A first-pass claims adjuster for Claude

It reads the claim
and makes the call.

Claimwise reads an incoming protection-plan claim and makes the decision a trained adjuster would make on the first read — then drafts the customer response. It judges a claim by its cause and incident date, not its symptom and filing date. Built for the program without a staffed claims team.

It adjudicates — it never asks "what do you want to do?"  APPROVE · REQUEST · DENY · ESCALATE, cited every time.

The problem

Claims arrive faster than you can read them carefully.

A small protection program, no staffed claims desk — and an inbox of claims that each take a careful read to call correctly.

So the reads get fast, and fast reads cost both ways. Approve what's actually excluded and you bleed margin on every miss. Deny what's genuinely covered and you lose the customer — and maybe earn a regulator's attention. The hard part was never the easy claims. It's reading the cause under the symptom, and the incident date under the filing date.

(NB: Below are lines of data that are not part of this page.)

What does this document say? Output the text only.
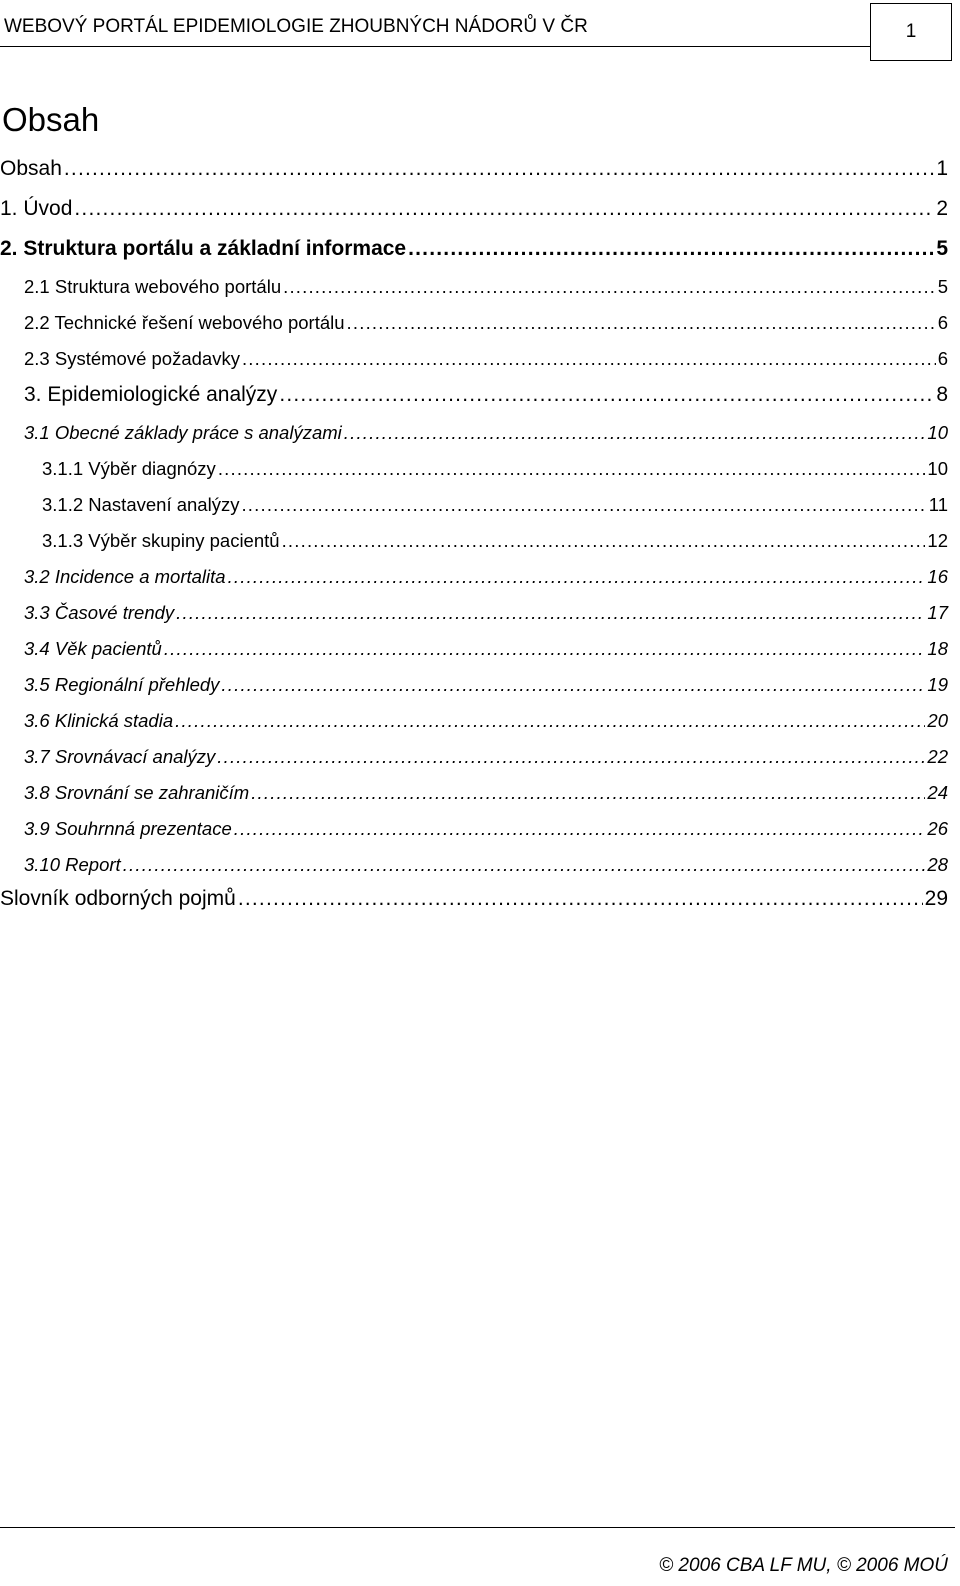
WEBOVÝ PORTÁL EPIDEMIOLOGIE ZHOUBNÝCH NÁDORŮ V ČR	1
Obsah
Obsah .....	1
1. Úvod .....	2
2. Struktura portálu a základní informace .....	5
2.1 Struktura webového portálu .....	5
2.2 Technické řešení webového portálu .....	6
2.3 Systémové požadavky .....	6
3. Epidemiologické analýzy .....	8
3.1 Obecné základy práce s analýzami .....	10
3.1.1 Výběr diagnózy .....	10
3.1.2 Nastavení analýzy .....	11
3.1.3 Výběr skupiny pacientů .....	12
3.2 Incidence a mortalita .....	16
3.3 Časové trendy .....	17
3.4 Věk pacientů .....	18
3.5 Regionální přehledy .....	19
3.6 Klinická stadia .....	20
3.7 Srovnávací analýzy .....	22
3.8 Srovnání se zahraničím .....	24
3.9 Souhrnná prezentace .....	26
3.10 Report .....	28
Slovník odborných pojmů .....	29
© 2006 CBA LF MU, © 2006 MOÚ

Approve the excluded → margin gone, claim by claim
Deny the covered → churn, complaints, scrutiny
=
A consistent, cited first pass → the human only touches what truly needs them
What it does

Every claim leaves with one decision.

No "here's what I found, what now?" REQUEST INFO is a decision — it routes the claim to pending-customer with a precise ask. DENY always cites the clause. ESCALATE is rare, reasoned, and never an accusation.

APPROVE

Covered, documented, in-window. Drafts the approval and the remedy — repair, replace, or reimburse.

REQUEST

Likely covered, one thing missing. Asks for exactly that — specific enough to finish in one reply.

DENY

Clear exclusion or out-of-window. Cites the exact clause — and names a path forward when one exists.

ESCALATE

Fraud, high value, or true ambiguity. Flags it, holds a safe default, asks one question — no accusation.

See it decide

Three real claims. Three different calls.

The symptom is a trap; the cause decides. So a cracked screen can be denied, and a "filed late" claim can still be paid — depending on what actually happened.

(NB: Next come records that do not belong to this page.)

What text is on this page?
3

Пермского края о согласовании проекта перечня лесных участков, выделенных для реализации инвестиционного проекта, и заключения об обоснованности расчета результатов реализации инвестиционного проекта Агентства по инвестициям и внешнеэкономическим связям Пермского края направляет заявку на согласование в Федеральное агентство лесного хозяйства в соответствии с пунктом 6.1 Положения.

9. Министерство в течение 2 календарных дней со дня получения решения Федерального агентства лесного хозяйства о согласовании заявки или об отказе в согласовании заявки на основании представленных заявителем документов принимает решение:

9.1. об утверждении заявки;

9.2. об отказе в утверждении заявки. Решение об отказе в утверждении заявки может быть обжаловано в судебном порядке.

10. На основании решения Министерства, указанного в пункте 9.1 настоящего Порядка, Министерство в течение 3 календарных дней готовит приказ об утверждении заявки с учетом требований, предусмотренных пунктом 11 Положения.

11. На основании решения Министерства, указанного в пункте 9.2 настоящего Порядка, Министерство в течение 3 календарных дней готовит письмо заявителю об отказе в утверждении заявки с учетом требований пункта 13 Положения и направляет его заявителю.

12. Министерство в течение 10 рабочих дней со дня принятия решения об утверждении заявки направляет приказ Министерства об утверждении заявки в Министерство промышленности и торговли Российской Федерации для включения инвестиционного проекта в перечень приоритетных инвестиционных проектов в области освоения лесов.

Real outputs — produced by the folder running in Claude. The logic was gate-tested on unseen claims, too.

Defect · Protect+ · $520
Laptop won't power on, no damage. Failed 4 days ago. Diagnostic: motherboard failure. Docs complete.
✅ APPROVE · replace
Covered defect, in-window, fully documented. Board repair exceeds the repair threshold → comparable replacement; prepaid label to follow.
Covered cause, within authority; repair > 70% of value → replace per the remedy matrix.
Accidental · Protect (base) · $410
"Cracked my screen when the phone slid off the couch." Photo attached, 2 days ago, in-window.
❌ DENY · cited
The base plan covers defects only; a drop is accidental damage (§Exclusions). Denied on cause — with the honest Protect+ upgrade path named.
Symptom (cracked screen) is irrelevant; the cause is excluded on this tier. Cite the clause, leave a door open.
Replacement · Protect+ · $900
Phone "stopped working." 3rd claim in 6 weeks; serial doesn't match the last unit we shipped.
🔺 ESCALATE
Fraud signal (velocity + serial mismatch) and over auto-authority. Paused, not denied; customer told only "in review." One question handed to the human.
Honest action on suspicion is escalate-and-verify — never accuse-and-deny, never rubber-stamp $900.
How it works

A folder you teach once. Then it adjudicates.

Drop in the folder

Put Claimwise into a Claude Project. Claude becomes the adjuster — identity, rules, examples, and the policy reference all loaded.

Set your policy, once

Fill the reference/ templates with your real plan terms, exclusions, evidence requirements, and fraud red-flags. Claimwise is only as correct as that file set.

Paste any claim

It returns one decision, the drafted customer response, and an internal one-line "why" — the clause plus the facts — you can audit or override in seconds.

The methodology

Folders as architecture. Each file does one job.

claimwise/
├── identity.md      # who it is, what it refuses
├── rules.md         # the decision logic (the heart)
├── examples.md      # worked claims + edge cases
├── README.md        # how to use it
└── reference/
    ├── coverage-policy.md   # tiers, exclusions, window
    ├── evidence-checklist.md# what each claim needs
    ├── decision-matrix.md   # cause × tier → outcome
    ├── fraud-signals.md     # flag, never accuse
    └── response-templates.md# the drafted replies

The logic short-circuits: fraud and high-value claims reach a human first, then eligibility, then the cause-to-coverage map, then the window, then documentation. The first step that produces an outcome wins.

Nothing is a black box. The policy is plain Markdown you can read, edit, and audit — so every decision cites a clause you can point to.

No catch

It's a folder, not a SaaS.

Claimwise is free. No account, no claims platform to license, no per-seat pricing. It's a folder of plain Markdown you drop into Claude — running in a minute, and yours to fork and shape to your own policy.